Comment une société apprécie-t-elle un traitement qui a besoin de la mort d’une jeune personne pour ensuite n’être applicable qu’à moins de 1% de ceux qui pourraient en bénéficier ?“, pose ainsi le chercheur.

Je pense que la combinaison des pompes cardiaques et de cellules souches pourrait être une alternative qui pourrait aider beaucoup plus de gens“, explique-t-il. Au premier rang de ces progrès médicaux, bien que controversées, figurent en effet les cellules souches. Même si des questions éthiques se posent, des études ont déjà prouvé qu’il est aujourd’hui possible de “faire pousser” des organes en laboratoire. Organes qui pourraient ensuite être implantés.

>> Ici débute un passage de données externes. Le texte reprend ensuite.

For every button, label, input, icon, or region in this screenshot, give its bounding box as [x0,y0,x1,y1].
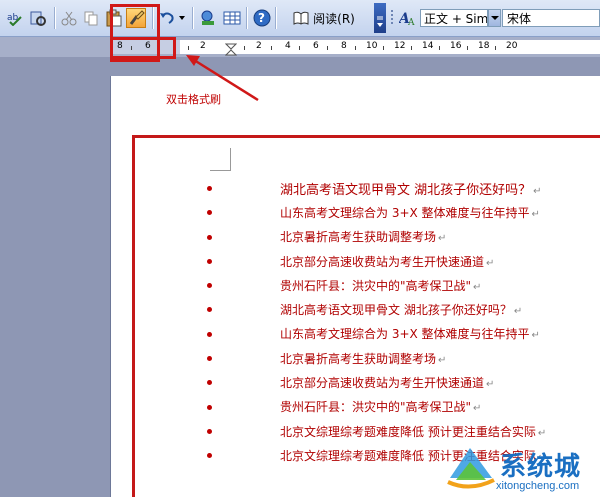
site-watermark: 系统城 xitongcheng.com [440,440,600,497]
list-item[interactable]: 山东高考文理综合为 3+X 整体难度与往年持平 ↵ [200,200,600,224]
paragraph-mark: ↵ [486,379,495,391]
list-item[interactable]: 北京部分高速收费站为考生开快速通道 ↵ [200,249,600,273]
bullet-icon [207,186,212,191]
paragraph-mark: ↵ [438,233,447,245]
list-item-text: 北京文综理综考题难度降低 预计更注重结合实际 ↵ [280,423,546,440]
watermark-url: xitongcheng.com [496,480,580,492]
list-item-text: 北京部分高速收费站为考生开快速通道 ↵ [280,253,494,270]
list-item[interactable]: 贵州石阡县：洪灾中的"高考保卫战" ↵ [200,273,600,297]
paragraph-mark: ↵ [438,354,447,366]
paragraph-mark: ↵ [537,427,547,439]
list-item-text: 贵州石阡县：洪灾中的"高考保卫战" ↵ [280,398,481,415]
item-text: 北京暑折高考生获助调整考场 [280,230,437,245]
paragraph-mark: ↵ [531,330,540,342]
item-text: 山东高考文理综合为 3+X 整体难度与往年持平 [280,205,530,220]
bullet-icon [207,356,212,362]
paragraph-mark: ↵ [486,257,495,269]
list-item[interactable]: 北京暑折高考生获助调整考场 ↵ [200,346,600,370]
list-item-text: 山东高考文理综合为 3+X 整体难度与往年持平 ↵ [280,325,540,342]
item-text: 北京部分高速收费站为考生开快速通道 [280,254,485,269]
bullet-icon [207,380,212,386]
paragraph-mark: ↵ [473,403,482,415]
bullet-icon [207,210,212,216]
item-text: 北京暑折高考生获助调整考场 [280,351,437,366]
watermark-logo-icon [447,448,495,489]
list-item[interactable]: 山东高考文理综合为 3+X 整体难度与往年持平 ↵ [200,322,600,346]
list-item[interactable]: 北京部分高速收费站为考生开快速通道 ↵ [200,370,600,394]
bullet-icon [207,453,212,459]
watermark-title: 系统城 [500,452,582,482]
list-item-text: 湖北高考语文现甲骨文 湖北孩子你还好吗？ ↵ [280,179,542,198]
document-list: 湖北高考语文现甲骨文 湖北孩子你还好吗？ ↵ 山东高考文理综合为 3+X 整体难度… [200,176,600,468]
item-text: 山东高考文理综合为 3+X 整体难度与往年持平 [280,327,530,342]
list-item[interactable]: 湖北高考语文现甲骨文 湖北孩子你还好吗？ ↵ [200,297,600,321]
item-text: 贵州石阡县：洪灾中的"高考保卫战" [280,278,472,293]
bullet-icon [207,307,212,313]
paragraph-mark: ↵ [531,208,540,220]
bullet-icon [207,404,212,410]
list-item-text: 山东高考文理综合为 3+X 整体难度与往年持平 ↵ [280,204,540,221]
bullet-icon [207,258,212,264]
bullet-icon [207,283,212,289]
paragraph-mark: ↵ [533,185,542,197]
item-text: 湖北高考语文现甲骨文 湖北孩子你还好吗？ [280,182,532,198]
list-item-text: 北京部分高速收费站为考生开快速通道 ↵ [280,374,494,391]
bullet-icon [207,428,212,434]
margin-corner-mark [210,148,231,171]
bullet-icon [207,331,212,337]
bullet-icon [207,234,212,240]
item-text: 北京文综理综考题难度降低 预计更注重结合实际 [280,424,536,439]
annotation-label: 双击格式刷 [166,93,221,106]
list-item-text: 湖北高考语文现甲骨文 湖北孩子你还好吗？ ↵ [280,301,522,318]
list-item-text: 北京暑折高考生获助调整考场 ↵ [280,228,446,245]
list-item-text: 北京暑折高考生获助调整考场 ↵ [280,350,446,367]
paragraph-mark: ↵ [473,281,482,293]
paragraph-mark: ↵ [513,306,523,318]
list-item-text: 贵州石阡县：洪灾中的"高考保卫战" ↵ [280,277,481,294]
list-item[interactable]: 北京暑折高考生获助调整考场 ↵ [200,225,600,249]
item-text: 北京部分高速收费站为考生开快速通道 [280,376,485,391]
item-text: 湖北高考语文现甲骨文 湖北孩子你还好吗？ [280,303,512,318]
list-item[interactable]: 湖北高考语文现甲骨文 湖北孩子你还好吗？ ↵ [200,176,600,200]
item-text: 贵州石阡县：洪灾中的"高考保卫战" [280,400,472,415]
list-item[interactable]: 贵州石阡县：洪灾中的"高考保卫战" ↵ [200,395,600,419]
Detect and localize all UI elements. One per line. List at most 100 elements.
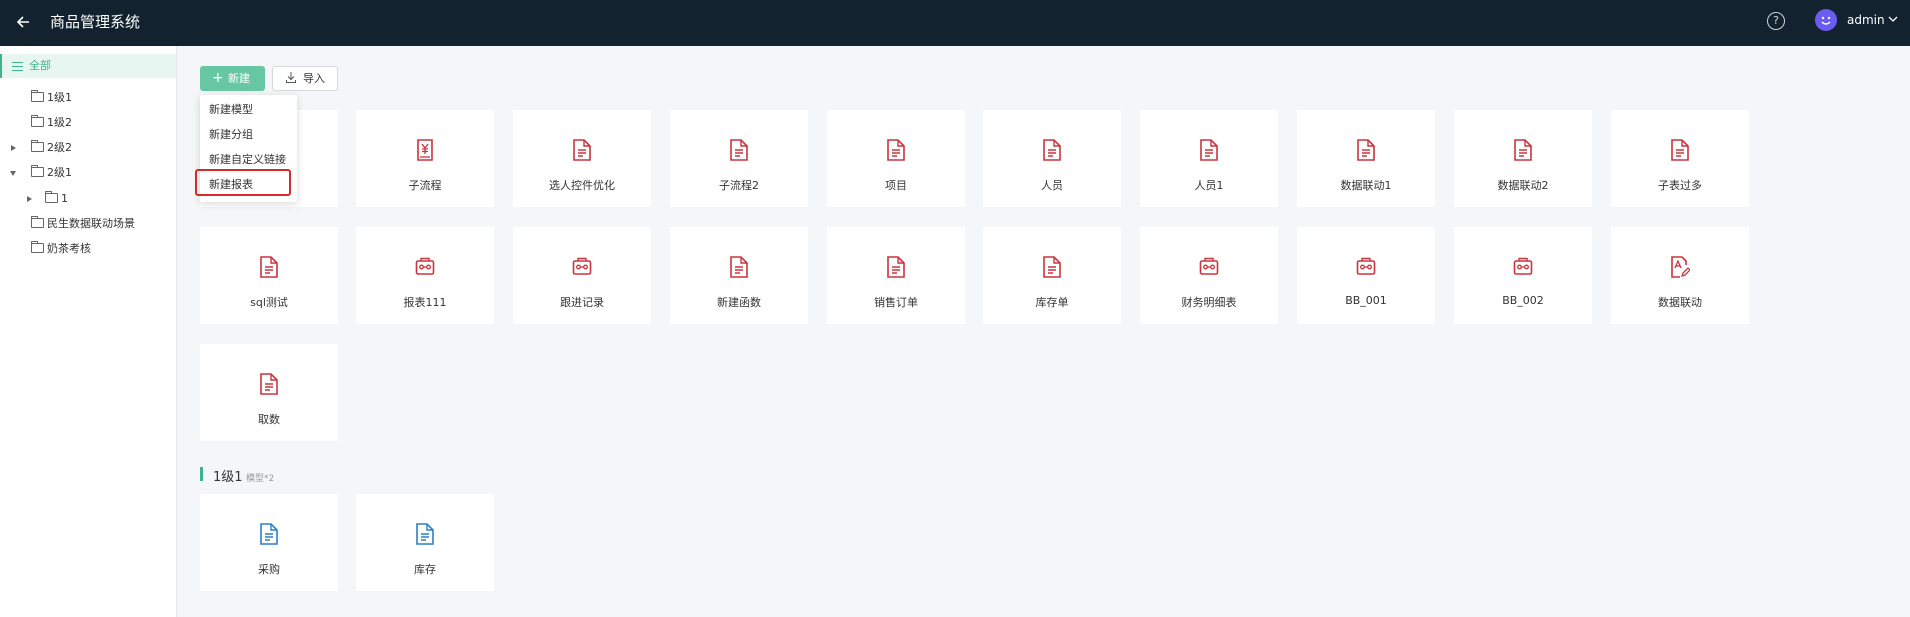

La science a également permis de produire des organes artificiels en utilisant l’impression 3D. Appliquée à la médecine, la technique dite de “bioprinting 3D” s’est déjà montrée remarquable, bien qu’encore émergente. Jusqu’à présent, les scientifiques ont réussi à imprimer en 3D plusieurs organes, y compris une glande thyroïde, un implant tibial déjà implanté chez un patient, ainsi qu’un patch de cellules cardiaques. Ce n’est ici qu’un début, semble-t-il, puisqu’il existe aujourd’hui une institution dédiée exclusivement à l’avancement de ces techniques de bioprinting.

Celles-ci pourraient donc bientôt répondre aux pénuries de donneurs toujours plus grandes. L’avenir de la médecine régénérative se présente alors comme un organe synthétique qui pourrait être rapidement imprimé, et à un prix abordable, capable de subvenir aux besoins de chaque patient.